I would like to know if D-Bus guarantees message delivery when used directly through the low level C API call dbus_connection_send_with_reply
?
More specifically, does it guarantee that a single instance of a messages is delivered to the destination or if it fails that an error reply is returned?
I understand that the receiving application may not issue a reply to a method in which case D-Bus will return an error after a timeout. However, are all other potential failures covered by the D-Bus protocol?
tl;dr:
Delivery can never be guaranteed. However, even if the message is not delivered, you can expect an error reply to say so.
If you use DBUS_TIMEOUT_INFINITE
, you might wait forever for a reply. If the function call returns FALSE
, there will be no reply. Otherwise, you will get exactly one.
I am an upstream maintainer of D-Bus, the message passing protocol specification, and dbus, the reference implementation of D-Bus.
Terminology: your process calling dbus_connection_send_with_reply()
is the client, the process that is expected to reply is the service. Normally there would be a dbus-daemon
in between, although connecting directly to a service is possible in specialized situations (if you are doing this, then you should already know you are doing so).

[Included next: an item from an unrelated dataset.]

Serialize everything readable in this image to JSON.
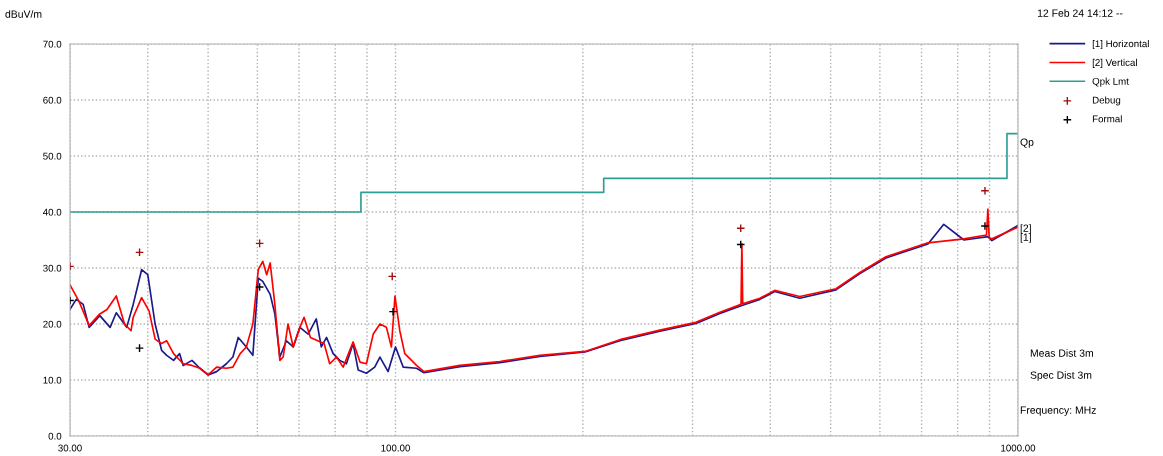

In general, the API guarantee is that if dbus_connection_send_with_reply()
succeeds (returns TRUE
), you will see exactly one reply, which can either be a successful return (only if the message was delivered) or an error (which can happen whether the message was delivered or not). If it fails due to out-of-memory or other pathological conditions (returns FALSE
), you will see exactly no replies. The implementation goes to considerable lengths to ensure this.
Before dbus_connection_send_with_reply()
returns, it preallocates the synthetic error message that you will receive if the call times out; if that fails, the message is not sent and dbus_connection_send_with_reply()
fails. So even if the dbus-daemon
or the transport drops the real (success or error) reply on the floor, you will get the timeout error message eventually. (Reference: git grep _dbus_pending_call_set_timeout_error_unlocked
in a copy of the dbus
source code)
The one exception to that API guarantee is if you use DBUS_TIMEOUT_INFINITE
for the timeout (in which case: you asked for it, you got it). In that case, there are situations where you will never see a reply: either the service never responds but remains on the bus; or, more pathologically, the service never responds and leaves the bus, and the dbus-daemon
runs out of memory while attempting to deliver the error reply that it synthesizes as a way to report that there will never be a reply from the service.